Watkins and Russell have recently demonstrated a unique route around barriers to ordering and orientation using supercritical CO2.51 An as-cast high molecular weight P(dS-b-MMA) symmetric diblock copolymer film (Mw=3.01x105) shows no evidence of microdomain ordering. With extensive annealing at 170˚C under vacuum, the copolymer is partially ordered, but neutron reflectivity profiles indicate no long-range ordering. Annealing the copolymer in the presence of supercritical CO2, however, produces a much higher degree of order and orientation. The enhanced ordering is seen in the optical micrographs in the figure below showing (from left to right) interference colors of as-cast, thermally-annealed, and SCF-annealed films (the width of each micrograph is 280 m).
For both as-cast and thermally annealed samples, the changes in the interference colors, arising from the film thickness, are gradual, indicative of no long-range orientation. However, in the presence of SCF CO2, discrete changes in the interference colors are seen. AFM measurements reveal that each step is 93 nm in height, which corresponds to the lamellar period.

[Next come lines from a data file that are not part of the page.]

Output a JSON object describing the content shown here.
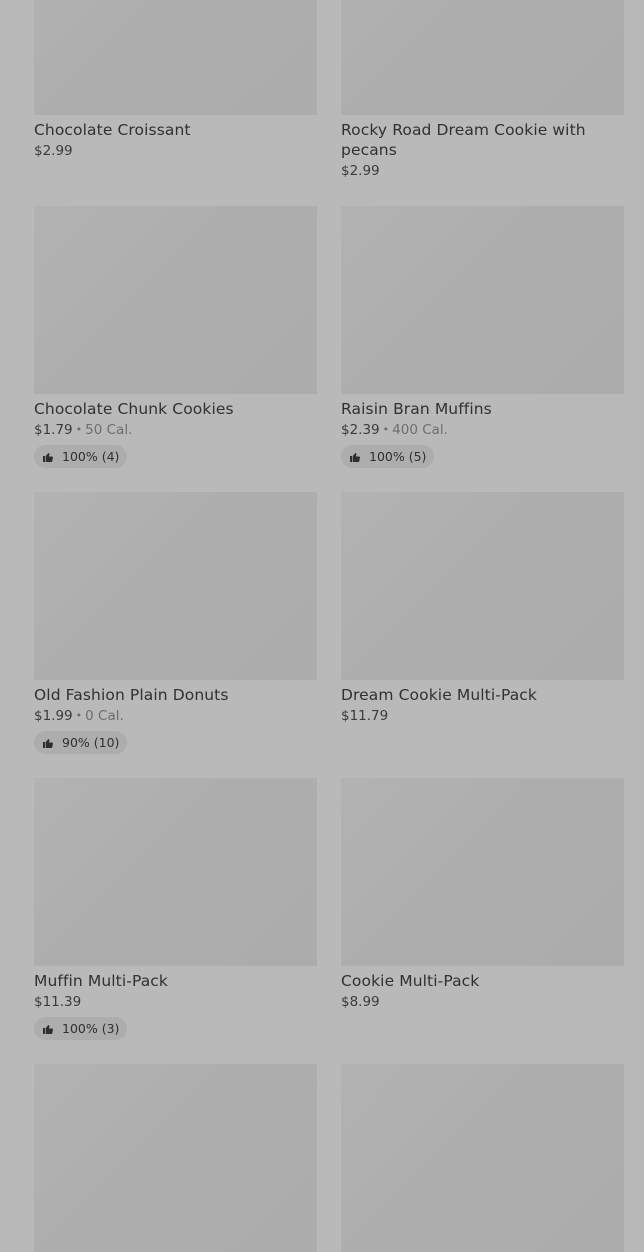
{
  "products": [
    {
      "name": "Chocolate Croissant",
      "price": "$2.99",
      "calories": "",
      "rating": ""
    },
    {
      "name": "Rocky Road Dream Cookie with pecans",
      "price": "$2.99",
      "calories": "",
      "rating": ""
    },
    {
      "name": "Chocolate Chunk Cookies",
      "price": "$1.79",
      "calories": "50 Cal.",
      "rating": "100% (4)"
    },
    {
      "name": "Raisin Bran Muffins",
      "price": "$2.39",
      "calories": "400 Cal.",
      "rating": "100% (5)"
    },
    {
      "name": "Old Fashion Plain Donuts",
      "price": "$1.99",
      "calories": "0 Cal.",
      "rating": "90% (10)"
    },
    {
      "name": "Dream Cookie Multi-Pack",
      "price": "$11.79",
      "calories": "",
      "rating": ""
    },
    {
      "name": "Muffin Multi-Pack",
      "price": "$11.39",
      "calories": "",
      "rating": "100% (3)"
    },
    {
      "name": "Cookie Multi-Pack",
      "price": "$8.99",
      "calories": "",
      "rating": ""
    }
  ],
  "icons": {
    "rating": "thumbs-up-icon"
  },
  "colors": {
    "background": "#b9b9b9",
    "image_placeholder": "#afafaf",
    "rating_pill": "#adadad",
    "text_primary": "#313131",
    "text_secondary": "#6d6d6d"
  }
}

Thus, for the first time, block copolymer templates with periodicities suitable for photonic assemblies and other applications are directly accessible by self-assembly.
Penelle, Gido, and Mays will determine bulk and thin film ordering kinetics for a series of high molecular weight model copolymer systems, including block copolymers of styrene with methylmethacrylate P(S-b-MMA), isoprene P(S-b-I), butadiene P(S-b-BD), ethylene oxide P(S-b-PEO) and 2-vinylpyridine P(S-b-2-VP), where the segmental interactions vary from weak to strong. Specific modifications to these and other copolymer systems will be made to facilitate ordering by enhancing CO2 sorption and by introducing reactive handles for subsequent chemical modification. For example, CO2 sorption in the isoprene, butadiene and acrylate blocks is enhanced by fluorination. Films will be annealed in CO2 using high-pressure cells equipped with resistively heated stages capable of achieving uniform surface temperatures in excess of 250°C and lateral temperature gradients.
Lateral gradients will be applied to enhance ordering and orientation. Analysis will be performed both in situ and ex situ by means of SANS and optical birefringence for bulk specimens and NR and SANS for thin films. Both Russell and Watkins have gained substantial experience in the execution of these experiments and with Smith (Los Alamos) have tested the limits of time-resolved NR to intervals of less than a minute. Ordering kinetics will be performed on copolymers having spherical, cylindrical and lamellar microdomain morphologies where the size scales of the microdomains and the repeat period are suitable for the fabrication of optical and photonic bandgap structures (Dinsmore).